Wearing light clothing such as T-shirts makes it possible for airconditioners to be turned down in offices.

The call came after a recent cabinet order that the temperature of China's public buildings must not go above 26 C in summer.

The order to cut energy use applies to all schools, office buildings, supermarkets, restaurants, shopping malls, government agencies and private owners of public buildings.

According to Fan Xuecheng, a cabinet official in charge of supervising energy conservation within government bureaus, airconditioners account for about 30 to 50 percent of the total power consumption of office buildings in summer.

"So there remains the huge task of energy control during summer," Fan said.

In another move, the central government on Tuesday ordered all airconditioners of government buildings to be turned off for the day as a gesture to show its determination to cut energy consumption.

"It was just a gesture. But it taught us the value and importance of energy and how we would feel without it," said Zhao Hong, an official with the State Administration of Taxation.
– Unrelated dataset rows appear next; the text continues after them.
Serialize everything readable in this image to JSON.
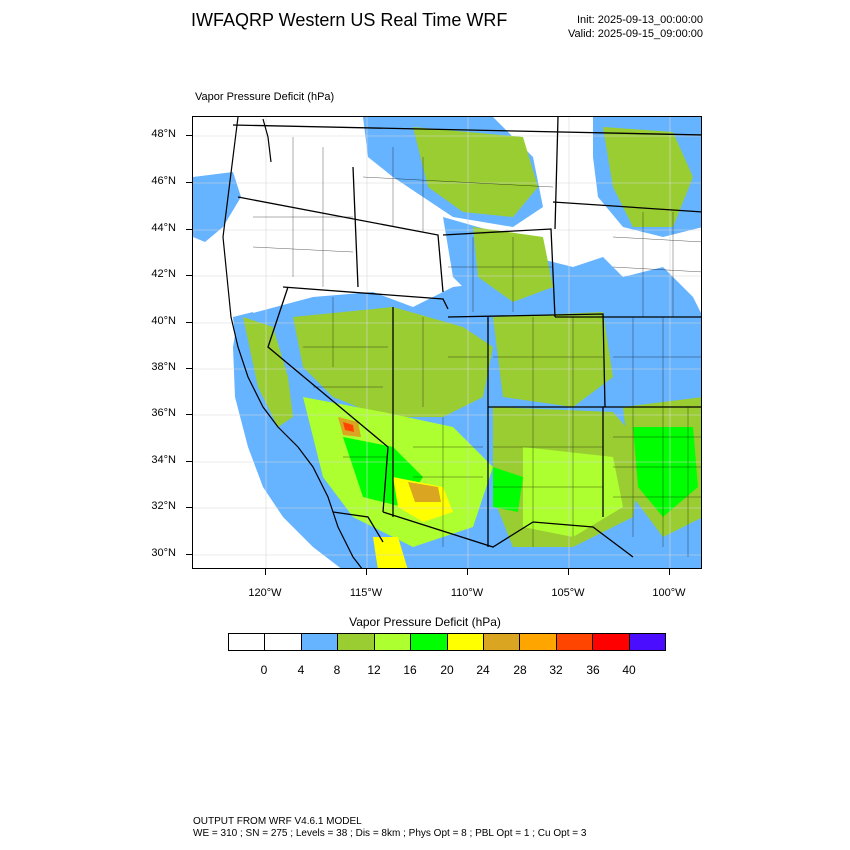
{
  "header": {
    "title": "IWFAQRP Western US Real Time WRF",
    "init": "Init: 2025-09-13_00:00:00",
    "valid": "Valid: 2025-09-15_09:00:00"
  },
  "map": {
    "field_label": "Vapor Pressure Deficit   (hPa)",
    "lat_labels": [
      "48°N",
      "46°N",
      "44°N",
      "42°N",
      "40°N",
      "38°N",
      "36°N",
      "34°N",
      "32°N",
      "30°N"
    ],
    "lon_labels": [
      "120°W",
      "115°W",
      "110°W",
      "105°W",
      "100°W"
    ]
  },
  "colorbar": {
    "title": "Vapor Pressure Deficit  (hPa)",
    "colors": [
      "#ffffff",
      "#ffffff",
      "#66b3ff",
      "#9acd32",
      "#adff2f",
      "#00ff00",
      "#ffff00",
      "#daa520",
      "#ffa500",
      "#ff4500",
      "#ff0000",
      "#4b0dff"
    ],
    "labels": [
      "0",
      "4",
      "8",
      "12",
      "16",
      "20",
      "24",
      "28",
      "32",
      "36",
      "40"
    ]
  },
  "footer": {
    "line1": "OUTPUT FROM WRF V4.6.1 MODEL",
    "line2": "WE = 310 ; SN = 275 ; Levels = 38 ; Dis = 8km ; Phys Opt = 8 ; PBL Opt = 1 ; Cu Opt = 3"
  }
}
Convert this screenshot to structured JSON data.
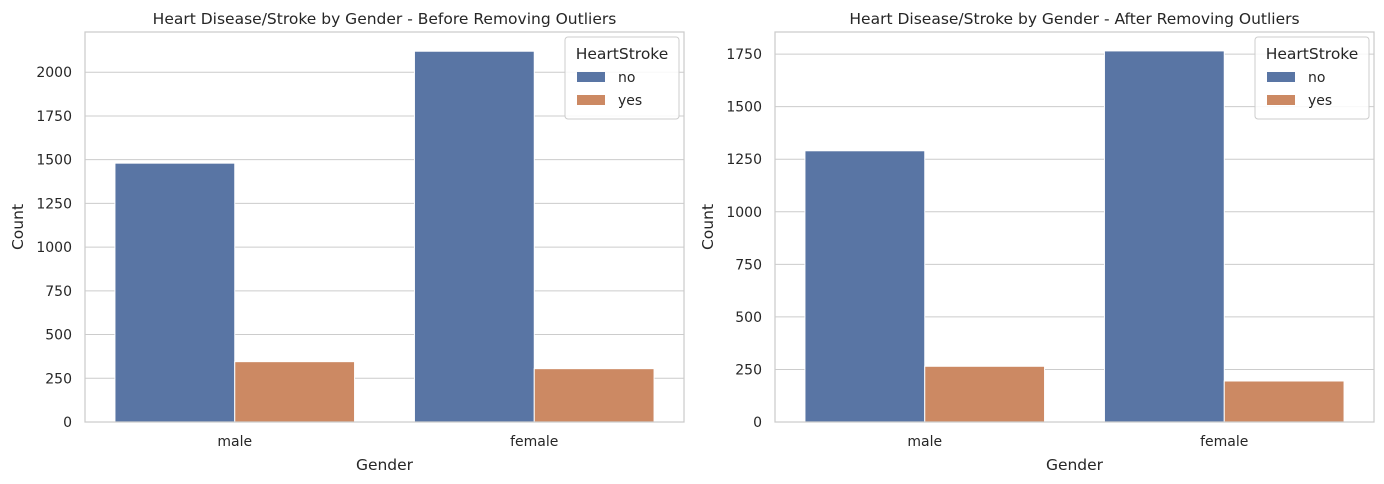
{
  "chart_data": [
    {
      "type": "bar",
      "title": "Heart Disease/Stroke by Gender - Before Removing Outliers",
      "xlabel": "Gender",
      "ylabel": "Count",
      "categories": [
        "male",
        "female"
      ],
      "series": [
        {
          "name": "no",
          "values": [
            1480,
            2120
          ]
        },
        {
          "name": "yes",
          "values": [
            345,
            305
          ]
        }
      ],
      "ylim": [
        0,
        2230
      ],
      "yticks": [
        0,
        250,
        500,
        750,
        1000,
        1250,
        1500,
        1750,
        2000
      ],
      "legend": {
        "title": "HeartStroke",
        "placement": "top-right"
      },
      "grid": "horizontal"
    },
    {
      "type": "bar",
      "title": "Heart Disease/Stroke by Gender - After Removing Outliers",
      "xlabel": "Gender",
      "ylabel": "Count",
      "categories": [
        "male",
        "female"
      ],
      "series": [
        {
          "name": "no",
          "values": [
            1290,
            1765
          ]
        },
        {
          "name": "yes",
          "values": [
            265,
            195
          ]
        }
      ],
      "ylim": [
        0,
        1855
      ],
      "yticks": [
        0,
        250,
        500,
        750,
        1000,
        1250,
        1500,
        1750
      ],
      "legend": {
        "title": "HeartStroke",
        "placement": "top-right"
      },
      "grid": "horizontal"
    }
  ],
  "colors": {
    "no": "#5975a4",
    "yes": "#cc8963",
    "grid": "#cccccc",
    "spine": "#cccccc"
  }
}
At least 300 million kilowatt-hours of electricity could be saved, 10 percent of electric loads reduced, and 150 million yuan ($19.7 million) in electricity bills in summer saved if the airconditioners in Beijing's public buildings were to be set to 26 C, reported the People's Daily Online.

The cabinet imposed the limit ahead of expected increased demand this summer which could lead to power cuts.

China's demand for energy has soared in line with its economic development.

A power cut hit parts of Shanghai last week. And based on past experience, more are expected this summer.

Promoted since 2005, the "26 C" battle in summer is not the only rule the country has implemented to cut energy consumption in workplaces.

They also include calling on people not to take lifts to the first three floors of a building, walking to work or taking public transport instead of private cars.